IOW there's a need to understand how the behavior tree algorithm should work in order to correctly write the task functions to return the correct value, true or false. E.g. if it's not yet time for the EnvironmentSensor to take another reading, or the next reading is not ready, it should return false so that the next lower priority behavior in the Selector can run.

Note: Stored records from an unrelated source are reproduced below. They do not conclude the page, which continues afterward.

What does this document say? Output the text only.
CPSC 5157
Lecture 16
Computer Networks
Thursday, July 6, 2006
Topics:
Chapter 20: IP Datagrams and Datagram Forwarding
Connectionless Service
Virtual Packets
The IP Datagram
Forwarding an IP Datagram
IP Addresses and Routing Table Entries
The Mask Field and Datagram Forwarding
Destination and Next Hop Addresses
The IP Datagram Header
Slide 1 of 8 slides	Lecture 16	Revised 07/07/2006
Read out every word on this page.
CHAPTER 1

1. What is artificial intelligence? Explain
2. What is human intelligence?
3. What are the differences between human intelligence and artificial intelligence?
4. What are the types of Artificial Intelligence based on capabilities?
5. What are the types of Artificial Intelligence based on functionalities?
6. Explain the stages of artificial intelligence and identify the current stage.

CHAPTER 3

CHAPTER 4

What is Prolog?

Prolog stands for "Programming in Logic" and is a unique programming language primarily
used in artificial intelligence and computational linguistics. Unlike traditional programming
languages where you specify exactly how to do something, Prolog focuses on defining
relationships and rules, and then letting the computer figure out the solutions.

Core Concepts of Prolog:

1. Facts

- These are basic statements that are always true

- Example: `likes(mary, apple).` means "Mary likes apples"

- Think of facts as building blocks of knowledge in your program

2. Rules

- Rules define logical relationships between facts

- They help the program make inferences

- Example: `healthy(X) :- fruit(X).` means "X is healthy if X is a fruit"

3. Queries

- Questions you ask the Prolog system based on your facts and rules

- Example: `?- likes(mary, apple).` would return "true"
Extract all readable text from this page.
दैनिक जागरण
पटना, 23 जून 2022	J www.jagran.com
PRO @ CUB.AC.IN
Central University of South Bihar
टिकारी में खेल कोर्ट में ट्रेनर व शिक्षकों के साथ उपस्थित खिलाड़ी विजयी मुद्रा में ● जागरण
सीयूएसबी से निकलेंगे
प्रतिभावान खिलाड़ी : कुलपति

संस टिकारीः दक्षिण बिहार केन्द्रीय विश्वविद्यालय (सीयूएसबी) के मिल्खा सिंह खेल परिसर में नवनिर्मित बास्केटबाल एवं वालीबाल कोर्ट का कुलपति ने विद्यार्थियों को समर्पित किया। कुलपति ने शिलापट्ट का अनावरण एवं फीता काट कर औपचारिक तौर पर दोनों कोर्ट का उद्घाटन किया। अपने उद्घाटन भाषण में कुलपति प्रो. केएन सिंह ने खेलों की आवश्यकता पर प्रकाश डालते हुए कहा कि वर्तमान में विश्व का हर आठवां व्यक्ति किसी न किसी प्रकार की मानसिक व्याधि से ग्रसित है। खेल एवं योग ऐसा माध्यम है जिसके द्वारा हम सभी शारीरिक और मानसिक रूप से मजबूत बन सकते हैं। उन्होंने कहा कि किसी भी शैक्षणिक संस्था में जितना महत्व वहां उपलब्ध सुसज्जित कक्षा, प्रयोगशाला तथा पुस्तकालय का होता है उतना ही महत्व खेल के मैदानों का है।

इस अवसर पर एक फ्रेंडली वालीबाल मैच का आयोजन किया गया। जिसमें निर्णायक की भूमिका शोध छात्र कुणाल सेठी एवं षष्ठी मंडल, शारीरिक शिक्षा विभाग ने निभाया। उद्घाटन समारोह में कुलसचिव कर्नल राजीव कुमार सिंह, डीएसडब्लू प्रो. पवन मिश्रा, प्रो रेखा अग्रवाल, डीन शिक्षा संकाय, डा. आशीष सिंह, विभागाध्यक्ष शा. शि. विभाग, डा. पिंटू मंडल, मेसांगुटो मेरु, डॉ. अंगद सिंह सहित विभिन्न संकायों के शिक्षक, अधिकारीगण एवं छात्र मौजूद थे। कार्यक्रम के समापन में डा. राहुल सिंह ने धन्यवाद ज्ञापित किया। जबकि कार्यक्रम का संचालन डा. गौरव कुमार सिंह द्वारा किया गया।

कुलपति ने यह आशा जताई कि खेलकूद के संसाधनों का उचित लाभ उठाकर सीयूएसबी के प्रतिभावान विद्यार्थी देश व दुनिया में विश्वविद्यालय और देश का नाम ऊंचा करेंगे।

Also, the subsumption code looks backward to me. ComplexBehavior (layer 2) is shown as path following which should be lower priority than layer 1 (obstacle avoidance), but ComplexBehavior.execute() is called first in loop() and it gets first shot at whether it wants to run in "if (/*condition to take control */), and if it doesn't want to run  it calls lowerlayer - the obstacle avoidance. Path following is always going to want to run, but it should be subsumed by the avoidance behavior, but in fact the opposite happens in chatGPT's implementation. 
Overall, this looks like template code from a homework exercise for some robotics course. I'm reminded of the author who's suing OpenAI because ChatGPT knows all about the characters in his book, and will recite the story in detail on demand. I'm unconvinced it knows anything and it looks to me like it would lead you astray.
I only analyzed the first two implementations before concluding it was junk.